O.O., elettivamente domiciliato in ROMA, PIAZZA CAVOUR

presso la CANCELLERIA della CORTE di CASSAZIONE, rappresentato e

difeso dall’avvocato DAVIDE ASCARI;

– ricorrente –

contro

MINISTERO DELL’INTERNO, (OMISSIS)

– resistente –

avverso la sentenza n. 663/2020 della CORTE D’APPELLO di BOLOGNA,

depositata il 13/02/2020;

udita la relazione della causa svolta nella camera di consiglio non

partecipata del 23/03/2021 dal Consigliere Relatore Dott. MAURO DI

MARZIO.

 

Fatto

RILEVATO

CHE:

1. – O.O. ( O.) ricorre per quattro mezzi, nei confronti del Ministero dell’interno, contro la sentenza del 13 febbraio 2020, con cui la Corte d’appello di Bologna ha respinto l’appello avverso ordinanza del locale Tribunale di rigetto, in conformità alla decisione della competente Commissione territoriale, della sua domanda di protezione internazionale o umanitaria.

2. – Non svolge difese l’amministrazione intimata, nessun rilievo potendosi riconoscere ad un atto di costituzione depositato per i fini della eventuale partecipazione alla discussione orale.

Diritto

CONSIDERATO

CHE:

3. – Il primo mezzo denuncia violazione e falsa applicazione di norme di diritto riferimento alla direttiva 2013/32/ue, D.Lgs. n. 25 del 2008, art. 46, artt. 8, 10, 13 e 27, anche in relazione al D.Lgs. n. 251 del 2007, art. 14 censurando la sentenza impugnata per il fatto che “la Commissione territoriale non abbia compiuto alcun sforzo di approfondimento del racconto del ricorrente”, racconto che era stato ritenuto non credibile a fronte del potere-dovere di cooperazione istruttoria normativamente previsto.

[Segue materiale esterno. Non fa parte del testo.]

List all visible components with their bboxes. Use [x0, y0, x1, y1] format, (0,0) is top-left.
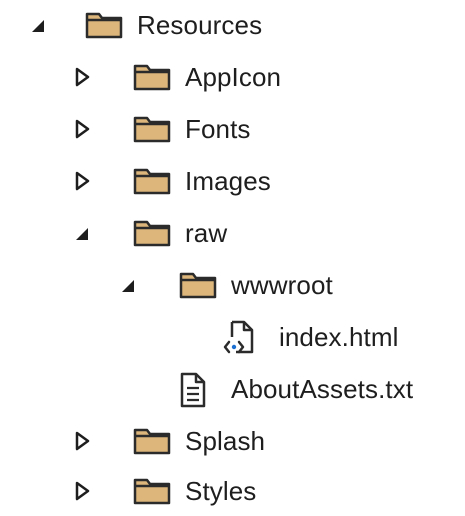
expanded-chevron-icon[interactable]: [28, 14, 48, 36]
tree-node-images[interactable]: Images: [0, 156, 465, 206]
tree-node-splash[interactable]: Splash: [0, 416, 465, 466]
tree-node-aboutassets-txt[interactable]: AboutAssets.txt: [0, 364, 465, 414]
tree-node-raw[interactable]: raw: [0, 208, 465, 258]
tree-node-styles[interactable]: Styles: [0, 466, 465, 516]
tree-node-wwwroot[interactable]: wwwroot: [0, 260, 465, 310]
text-file-icon: [180, 372, 206, 408]
collapsed-chevron-icon[interactable]: [72, 118, 92, 140]
folder-icon: [133, 220, 171, 247]
tree-node-label: index.html: [279, 322, 399, 352]
folder-icon: [133, 116, 171, 143]
tree-node-label: Splash: [185, 426, 266, 456]
tree-node-index-html[interactable]: index.html: [0, 312, 465, 362]
tree-node-label: raw: [185, 218, 228, 248]
tree-node-label: AboutAssets.txt: [231, 374, 414, 404]
folder-icon: [133, 64, 171, 91]
expanded-chevron-icon[interactable]: [72, 222, 92, 244]
folder-icon: [179, 272, 217, 299]
folder-icon: [85, 12, 123, 39]
tree-node-resources[interactable]: Resources: [0, 0, 465, 50]
html-file-icon: [223, 320, 254, 354]
tree-node-label: wwwroot: [231, 270, 333, 300]
collapsed-chevron-icon[interactable]: [72, 480, 92, 502]
folder-icon: [133, 478, 171, 505]
folder-icon: [133, 428, 171, 455]
tree-node-label: AppIcon: [185, 62, 282, 92]
tree-node-appicon[interactable]: AppIcon: [0, 52, 465, 102]
collapsed-chevron-icon[interactable]: [72, 430, 92, 452]
tree-node-label: Fonts: [185, 114, 251, 144]
solution-explorer-tree: Resources AppIcon Fonts Images raw wwwro…: [0, 0, 465, 506]
tree-node-label: Resources: [137, 10, 263, 40]
collapsed-chevron-icon[interactable]: [72, 170, 92, 192]
folder-icon: [133, 168, 171, 195]
tree-node-label: Styles: [185, 476, 257, 506]
collapsed-chevron-icon[interactable]: [72, 66, 92, 88]
expanded-chevron-icon[interactable]: [118, 274, 138, 296]
tree-node-fonts[interactable]: Fonts: [0, 104, 465, 154]
tree-node-label: Images: [185, 166, 271, 196]
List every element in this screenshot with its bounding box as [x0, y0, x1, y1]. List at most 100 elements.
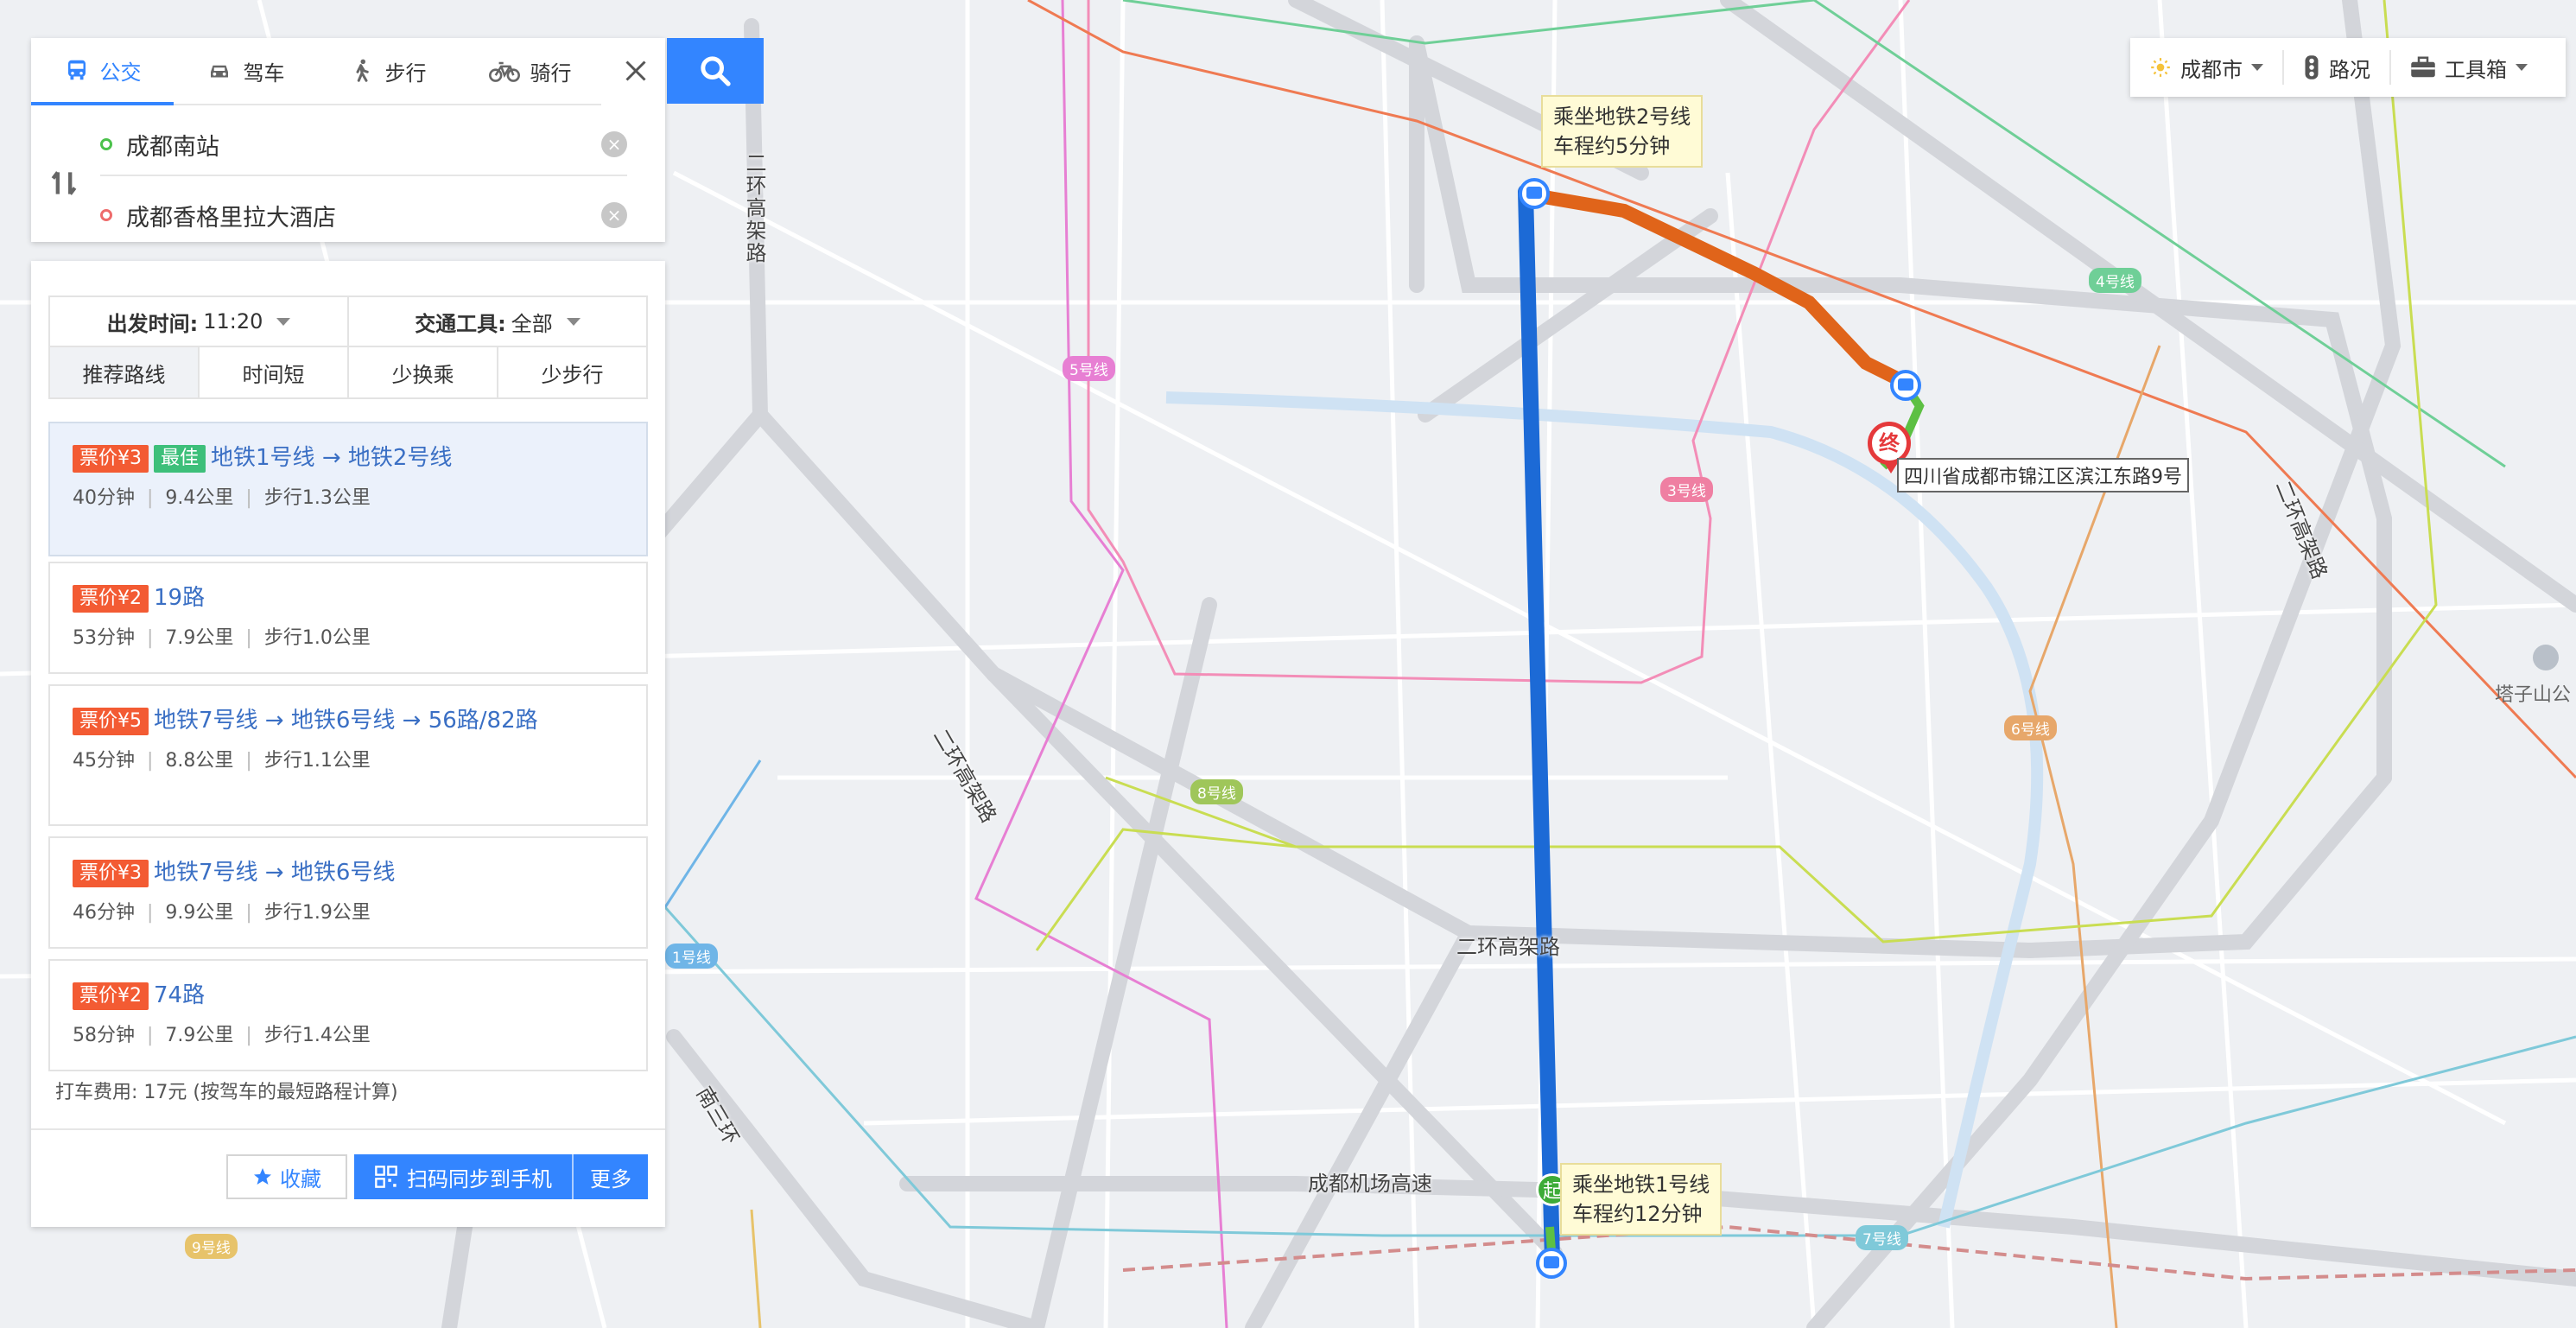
plan-title: 票价¥3 最佳 地铁1号线 → 地铁2号线 [73, 439, 624, 477]
walk-icon [356, 59, 369, 82]
metro-tag-line7: 7号线 [1856, 1225, 1908, 1250]
fare-badge: 票价¥2 [73, 584, 149, 613]
vehicle-select[interactable]: 交通工具: 全部 [347, 297, 646, 346]
best-badge: 最佳 [154, 444, 206, 473]
road-label-airport: 成都机场高速 [1308, 1172, 1432, 1196]
close-icon [625, 60, 646, 81]
route-search-panel: 公交 驾车 步行 骑行 成都南站 × 成都香格里拉大酒店 × [31, 38, 665, 242]
metro-tag-line6: 6号线 [2004, 715, 2057, 740]
filter-row: 出发时间: 11:20 交通工具: 全部 [48, 295, 648, 347]
sync-to-phone-button[interactable]: 扫码同步到手机 [354, 1154, 572, 1199]
tab-transit-label: 公交 [99, 60, 142, 85]
plan-distance: 8.8公里 [135, 750, 233, 772]
route-plan-5[interactable]: 票价¥274路 58分钟7.9公里步行1.4公里 [48, 959, 648, 1071]
favorite-label: 收藏 [280, 1166, 321, 1191]
depart-value: 11:20 [203, 309, 263, 334]
tab-drive-label: 驾车 [243, 60, 285, 86]
pref-less-walking[interactable]: 少步行 [497, 347, 646, 397]
tab-bike[interactable]: 骑行 [459, 38, 601, 104]
traffic-toggle[interactable]: 路况 [2282, 50, 2389, 85]
callout-line1-text: 乘坐地铁1号线 [1572, 1172, 1710, 1197]
start-field[interactable]: 成都南站 × [100, 114, 627, 176]
start-dot-icon [100, 138, 112, 150]
chevron-down-icon [566, 317, 581, 326]
callout-line2: 乘坐地铁2号线 车程约5分钟 [1541, 95, 1704, 168]
toolbox-menu[interactable]: 工具箱 [2389, 50, 2547, 85]
poi-pin-icon [2533, 645, 2559, 670]
bike-icon [488, 61, 520, 82]
chevron-down-icon [276, 317, 291, 326]
pref-fewer-transfers[interactable]: 少换乘 [347, 347, 497, 397]
plan-lines: 74路 [154, 982, 206, 1008]
plan-lines: 地铁7号线 → 地铁6号线 [154, 860, 396, 886]
tab-walk[interactable]: 步行 [316, 38, 459, 104]
route-plan-3[interactable]: 票价¥5地铁7号线 → 地铁6号线 → 56路/82路 45分钟8.8公里步行1… [48, 684, 648, 826]
plan-meta: 40分钟9.4公里步行1.3公里 [73, 482, 624, 510]
fare-badge: 票价¥2 [73, 982, 149, 1010]
swap-button[interactable] [48, 168, 79, 202]
pref-recommended[interactable]: 推荐路线 [50, 347, 198, 397]
station-marker-line1-start[interactable] [1536, 1248, 1567, 1279]
plan-walk: 步行1.4公里 [233, 1025, 370, 1046]
clear-start-button[interactable]: × [601, 131, 627, 157]
route-plan-2[interactable]: 票价¥219路 53分钟7.9公里步行1.0公里 [48, 562, 648, 674]
sun-icon [2151, 58, 2170, 77]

Il secondo mezzo denuncia violazione e falsa applicazione di norme di diritto in relazione al D.Lgs. n. 251 del 2007, artt. 3, 5 e 14 censurando la sentenza impugnata per il fatto che la protezione sussidiaria sarebbe stata negata a seguito di un incompleto inquadramento normativo delle condizioni necessarie per la concessione della tutela: in particolare, sarebbe secondo il ricorrente noto che egli “avrebbe dovuto obbligatoriamente fare sacrifici, previsti in diverse sette cultiste esistenti in Nigeria”, ed inoltre la Corte d’appello non avrebbe tenuto conto della situazione del paese di provenienza, l’Edo State, in Nigeria, effettuando una incredibile manipolazione delle fonti.

Il terzo mezzo denuncia violazione o falsa applicazione di norme di diritto in relazione al D.Lgs. n. 286 del 1998, art. 5, comma 6, in relazione al D.Lgs. n. 25 del 2008, art. 32, comma 3, censurando la sentenza impugnata in ragione del mancato riconoscimento della protezione umanitaria.

Il quarto mezzo denuncia violazione e falsa applicazione dell’art. 112 c.p.c. in riferimento all’art. 360 c.p.c., comma 1, numero 4, sostenendo che la Corte d’appello non avrebbe provveduto sulla domanda di asilo costituzionale.

RITENUTO CHE:

E’ intervenuta rinuncia.

Il processo è estinto.

Nulla per le spese.

Non sussistono i presupposti per il raddoppio del contributo unificato.

P.Q.M.

dichiara estinto il processo.

Così deciso in Roma, il 23 marzo 2021.